CYBER: State-sponsored hackers target US utilities

CYBER: State-sponsored hackers target US utilities in July cyber attack
By: Iain Fraser 
City of London Newsroom

A sustained series of phishing attacks have been targeting U.S. companies specifically, the utilities sector in an effort to infect systems with a new remote access Trojan [RAT] according US Cyber Security company Proofpoint

On Thursday, Proofpoint researchers issued a statement confirming that between July 19 and July 25, “spear-phishing” emails impersonating an engineering licensing board [the US National Council of Examiners for Engineering and Surveying] were sent to three US companies all instrumental in “providing utility services to the public.”
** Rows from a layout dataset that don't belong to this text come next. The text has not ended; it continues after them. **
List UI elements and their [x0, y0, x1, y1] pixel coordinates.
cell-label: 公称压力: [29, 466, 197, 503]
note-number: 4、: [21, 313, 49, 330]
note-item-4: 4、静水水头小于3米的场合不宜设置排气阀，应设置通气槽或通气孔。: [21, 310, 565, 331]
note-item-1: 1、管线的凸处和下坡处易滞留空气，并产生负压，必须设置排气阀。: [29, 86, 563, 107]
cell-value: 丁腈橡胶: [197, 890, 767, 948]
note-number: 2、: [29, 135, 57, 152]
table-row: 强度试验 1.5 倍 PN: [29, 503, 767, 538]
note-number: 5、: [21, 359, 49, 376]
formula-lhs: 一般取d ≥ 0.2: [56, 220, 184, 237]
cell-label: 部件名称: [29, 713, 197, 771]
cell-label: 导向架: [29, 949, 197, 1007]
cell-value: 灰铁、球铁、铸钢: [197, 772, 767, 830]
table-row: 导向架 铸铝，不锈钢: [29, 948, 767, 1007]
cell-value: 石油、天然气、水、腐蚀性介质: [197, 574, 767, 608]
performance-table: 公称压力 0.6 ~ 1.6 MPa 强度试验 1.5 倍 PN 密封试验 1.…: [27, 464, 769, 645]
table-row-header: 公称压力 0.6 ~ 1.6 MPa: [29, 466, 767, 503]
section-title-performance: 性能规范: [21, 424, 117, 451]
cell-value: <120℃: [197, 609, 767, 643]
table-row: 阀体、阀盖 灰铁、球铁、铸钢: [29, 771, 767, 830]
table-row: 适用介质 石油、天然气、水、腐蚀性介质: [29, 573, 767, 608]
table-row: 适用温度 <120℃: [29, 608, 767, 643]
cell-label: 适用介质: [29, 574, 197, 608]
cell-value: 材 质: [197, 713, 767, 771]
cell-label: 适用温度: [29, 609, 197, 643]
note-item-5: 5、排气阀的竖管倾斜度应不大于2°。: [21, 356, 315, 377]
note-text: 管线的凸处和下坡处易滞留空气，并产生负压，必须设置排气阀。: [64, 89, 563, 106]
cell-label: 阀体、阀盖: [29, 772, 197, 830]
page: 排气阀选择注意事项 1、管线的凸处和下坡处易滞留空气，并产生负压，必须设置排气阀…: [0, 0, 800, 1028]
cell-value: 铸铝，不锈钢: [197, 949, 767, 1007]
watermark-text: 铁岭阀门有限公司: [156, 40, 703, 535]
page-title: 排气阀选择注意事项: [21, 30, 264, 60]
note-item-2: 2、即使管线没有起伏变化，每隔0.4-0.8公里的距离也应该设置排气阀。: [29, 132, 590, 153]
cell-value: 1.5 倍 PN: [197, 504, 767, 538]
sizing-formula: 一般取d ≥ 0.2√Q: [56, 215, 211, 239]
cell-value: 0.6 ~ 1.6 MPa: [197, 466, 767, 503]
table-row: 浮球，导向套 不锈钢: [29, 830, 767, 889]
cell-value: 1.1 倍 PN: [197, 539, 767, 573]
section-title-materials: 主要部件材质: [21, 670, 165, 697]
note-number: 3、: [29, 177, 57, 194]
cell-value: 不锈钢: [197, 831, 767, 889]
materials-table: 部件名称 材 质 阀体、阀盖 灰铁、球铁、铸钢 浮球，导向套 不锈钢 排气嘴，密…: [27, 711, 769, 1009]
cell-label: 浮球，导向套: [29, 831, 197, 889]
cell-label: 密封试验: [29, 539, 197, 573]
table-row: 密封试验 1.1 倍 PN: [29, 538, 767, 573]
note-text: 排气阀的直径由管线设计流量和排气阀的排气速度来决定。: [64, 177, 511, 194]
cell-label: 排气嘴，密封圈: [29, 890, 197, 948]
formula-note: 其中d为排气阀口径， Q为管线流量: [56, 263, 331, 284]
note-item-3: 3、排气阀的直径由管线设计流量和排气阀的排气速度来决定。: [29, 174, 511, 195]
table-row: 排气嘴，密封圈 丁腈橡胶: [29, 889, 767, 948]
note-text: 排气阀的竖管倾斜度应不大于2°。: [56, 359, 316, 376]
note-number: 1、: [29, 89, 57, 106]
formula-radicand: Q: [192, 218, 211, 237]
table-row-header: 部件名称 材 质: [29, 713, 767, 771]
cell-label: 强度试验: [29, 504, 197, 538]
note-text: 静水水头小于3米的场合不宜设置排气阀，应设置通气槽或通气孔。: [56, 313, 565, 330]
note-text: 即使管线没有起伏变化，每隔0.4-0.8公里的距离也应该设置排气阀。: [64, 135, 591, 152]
The emails all had Word documents attached, that contained malicious macros designed to deploy and execute LookBack, a new RAT that uses a proxy mechanism for command and control communication.

The attacks, Proofpoint says, are likely to be the work of a “state-sponsored threat actor” particularly given the utilised macros and overlaps with previously observed campaigns attributed to Chinese cyber-espionage group APT10. However, LookBack hasn’t been attributed to a specific adversary yet.

The Word document attached to the phishing emails contains a VBA macro that drops three different Privacy Enhanced Mail (PEM) files when executed. A version of certutil.exe is also dropped, to decode the PEM files, after which these files are restored to their proper extensions.

The RAT is written in C++ and relies on a proxy to relay data to the C&C. The malware can enumerate services running on the machine, view process/system/file data, delete files, execute commands, take screenshots, use the mouse, reboot the machine, and remove itself from the infected host.

A version of the legitimate libcurl.dll library, the malware loader contains a modified exported function to extract a resource within the library, decrypt data from it, and load the resulting DLL to execute a malicious function. During the infection phase, the malicious macro installing the malware sets up a Registry Run key to achieve persistence for libcurl.dll. 

Although there are clear similarities to the APT10 assaults on Japanese corporations in 2018, “the LookBack malware has not previously been associated with a known APT actor and that no additional infrastructure or code overlaps were identified to suggest an attribution to a specific adversary.